Krupatin’s rise dates back to the 1980s. As the Soviet system gave way to corruption and collapse, he gains government licences, becomes an importer of scarce goods, and — in the graphic language of the briefing
because of his government connections, he was standing in the doorway of opportunity when perestroika walked through …
Black and grey money flooded into joint ventures with Western entrepreneurs …
During the six years of perestroika Krupatin became a criminal giant …
In August 1991, the Soviet Union fell apart. Fifteen new nations emerged, and the criminals really went to work. Russia was like a helpless woman being gang-raped by her own children .requiem for a glass heart, pp. 102-103
And so the briefing goes on. We are told of drug deals, the capture of Russia’s natural resources, the sale of arms by corrupt and poverty-stricken army officers. Krupatin makes contacts with the Sicilians. His drug profits quadruple. His organisation operates throughout Europe and into the United States. His operations are conducted by ‘Chechen thugs’. Krupatin by now sits above this, overseeing his lieutenants, making sure all is running well.
If it isn’t, people dierequiem for a glass heart, p. 105
Lindsey’s observations of Russia set the scene well, and point up factors that were coming to be noticed in the mid-1990s, and were to become increasingly important in Russian life in the years after this novel was published.
He notes, for example, that many of those involved in Russian organised crime had previously worked for the KGB. When the Soviet state collapsed, they gained lucrative work, using the skill-set that they had developed on behalf of the state, except now deploying it to greater personal profit in a different international setting.
As the plot comes to a climax, Krupatin appears to have a team of skilled operatives working for him to dodge the FBI net that is closing in.
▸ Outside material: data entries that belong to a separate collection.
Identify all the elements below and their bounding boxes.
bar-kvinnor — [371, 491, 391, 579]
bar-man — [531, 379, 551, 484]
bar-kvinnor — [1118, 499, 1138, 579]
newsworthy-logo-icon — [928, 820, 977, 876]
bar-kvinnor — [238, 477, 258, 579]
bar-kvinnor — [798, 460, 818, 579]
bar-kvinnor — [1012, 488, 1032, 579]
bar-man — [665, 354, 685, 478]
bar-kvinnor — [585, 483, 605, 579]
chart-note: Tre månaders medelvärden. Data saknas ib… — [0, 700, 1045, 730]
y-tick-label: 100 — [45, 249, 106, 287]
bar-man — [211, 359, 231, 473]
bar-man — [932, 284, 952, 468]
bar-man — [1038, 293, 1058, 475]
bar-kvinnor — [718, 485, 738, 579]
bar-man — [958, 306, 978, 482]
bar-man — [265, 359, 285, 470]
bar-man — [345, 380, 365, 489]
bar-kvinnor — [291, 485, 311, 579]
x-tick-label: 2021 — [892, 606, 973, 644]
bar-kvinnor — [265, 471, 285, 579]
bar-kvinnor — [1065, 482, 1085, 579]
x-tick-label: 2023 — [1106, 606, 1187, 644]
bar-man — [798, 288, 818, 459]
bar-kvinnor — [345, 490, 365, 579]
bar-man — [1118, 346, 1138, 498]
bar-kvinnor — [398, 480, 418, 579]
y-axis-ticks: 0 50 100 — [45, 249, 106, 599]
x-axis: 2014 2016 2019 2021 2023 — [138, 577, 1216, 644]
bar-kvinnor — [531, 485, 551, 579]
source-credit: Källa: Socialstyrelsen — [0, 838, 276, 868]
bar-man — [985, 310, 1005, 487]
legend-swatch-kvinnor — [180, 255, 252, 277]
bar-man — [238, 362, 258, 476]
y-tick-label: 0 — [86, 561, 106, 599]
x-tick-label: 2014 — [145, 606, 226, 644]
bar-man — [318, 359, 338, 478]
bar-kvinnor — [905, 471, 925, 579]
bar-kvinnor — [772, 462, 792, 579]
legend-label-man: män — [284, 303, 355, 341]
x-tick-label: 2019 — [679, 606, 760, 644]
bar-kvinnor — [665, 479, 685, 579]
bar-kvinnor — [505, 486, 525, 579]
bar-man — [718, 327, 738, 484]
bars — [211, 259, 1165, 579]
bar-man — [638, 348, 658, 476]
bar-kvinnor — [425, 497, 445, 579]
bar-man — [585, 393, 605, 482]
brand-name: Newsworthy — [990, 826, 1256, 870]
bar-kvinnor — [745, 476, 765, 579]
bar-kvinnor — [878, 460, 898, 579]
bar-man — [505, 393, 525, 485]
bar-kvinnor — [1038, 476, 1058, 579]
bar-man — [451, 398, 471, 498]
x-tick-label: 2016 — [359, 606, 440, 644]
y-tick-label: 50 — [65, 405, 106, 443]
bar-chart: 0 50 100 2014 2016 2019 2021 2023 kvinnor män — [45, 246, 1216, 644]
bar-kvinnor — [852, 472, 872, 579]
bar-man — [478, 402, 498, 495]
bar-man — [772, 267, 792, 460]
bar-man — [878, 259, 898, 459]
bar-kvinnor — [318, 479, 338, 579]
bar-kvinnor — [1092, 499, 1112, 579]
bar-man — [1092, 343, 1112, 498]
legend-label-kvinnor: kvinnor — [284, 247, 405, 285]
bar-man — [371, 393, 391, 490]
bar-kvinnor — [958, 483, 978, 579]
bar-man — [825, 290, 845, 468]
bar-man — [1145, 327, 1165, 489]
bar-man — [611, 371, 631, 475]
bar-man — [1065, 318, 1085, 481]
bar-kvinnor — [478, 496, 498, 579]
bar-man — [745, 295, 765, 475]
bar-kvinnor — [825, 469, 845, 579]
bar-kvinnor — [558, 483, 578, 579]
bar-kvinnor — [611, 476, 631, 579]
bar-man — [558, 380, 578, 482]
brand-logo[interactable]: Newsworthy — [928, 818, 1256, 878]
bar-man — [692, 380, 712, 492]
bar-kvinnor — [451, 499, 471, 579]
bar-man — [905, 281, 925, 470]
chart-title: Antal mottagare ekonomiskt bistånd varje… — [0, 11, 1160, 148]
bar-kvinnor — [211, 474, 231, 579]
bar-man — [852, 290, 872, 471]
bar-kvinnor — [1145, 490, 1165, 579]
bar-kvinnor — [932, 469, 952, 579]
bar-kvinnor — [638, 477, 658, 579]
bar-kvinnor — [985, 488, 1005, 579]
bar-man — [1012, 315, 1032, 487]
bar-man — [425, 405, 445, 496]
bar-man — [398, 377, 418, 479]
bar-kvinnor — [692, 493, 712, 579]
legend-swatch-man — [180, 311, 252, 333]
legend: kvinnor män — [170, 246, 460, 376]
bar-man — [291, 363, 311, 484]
Leo Ometov, a Russian police officer working with the FBI, warns his Amerian colleagues
You are working against people who used to be with Soviet intelligence. Some of them used to be Soviet intelligence. Do you want to think about that? How did your country fare in that little contest? These are the people who turned Aldrick Ames and assassinated ten of your agents. We bankrupted an entire society to train these people. The social system did not survive, but these people got the best education imaginable in deception, and they did survive. These are not just gangsters you are dealing with here, my friend. These are people who used to manipulate a nation. And now, as criminals, still do.requiem for a glass heart, pp. 425-426
Insight and phrasing of this calibre marks out Requiem for a Glass Heart as more than your average crime thriller in terms of its knowledge of Russia. It is an impressively written and expertly plotted story, and stands high in my often used ‘how come I had never heard of it before I found it in a second-hand bookshop?’ ranking.
The Aldrich Ames case has been the subject of multiple books, and the name-checking in Requiem for a Glass Heart is by no means the only such reference in Russia-in-fiction novels. Ames’s treachery is an important plot device in Frederick Forsyth’s novel Icon, also published in 1996.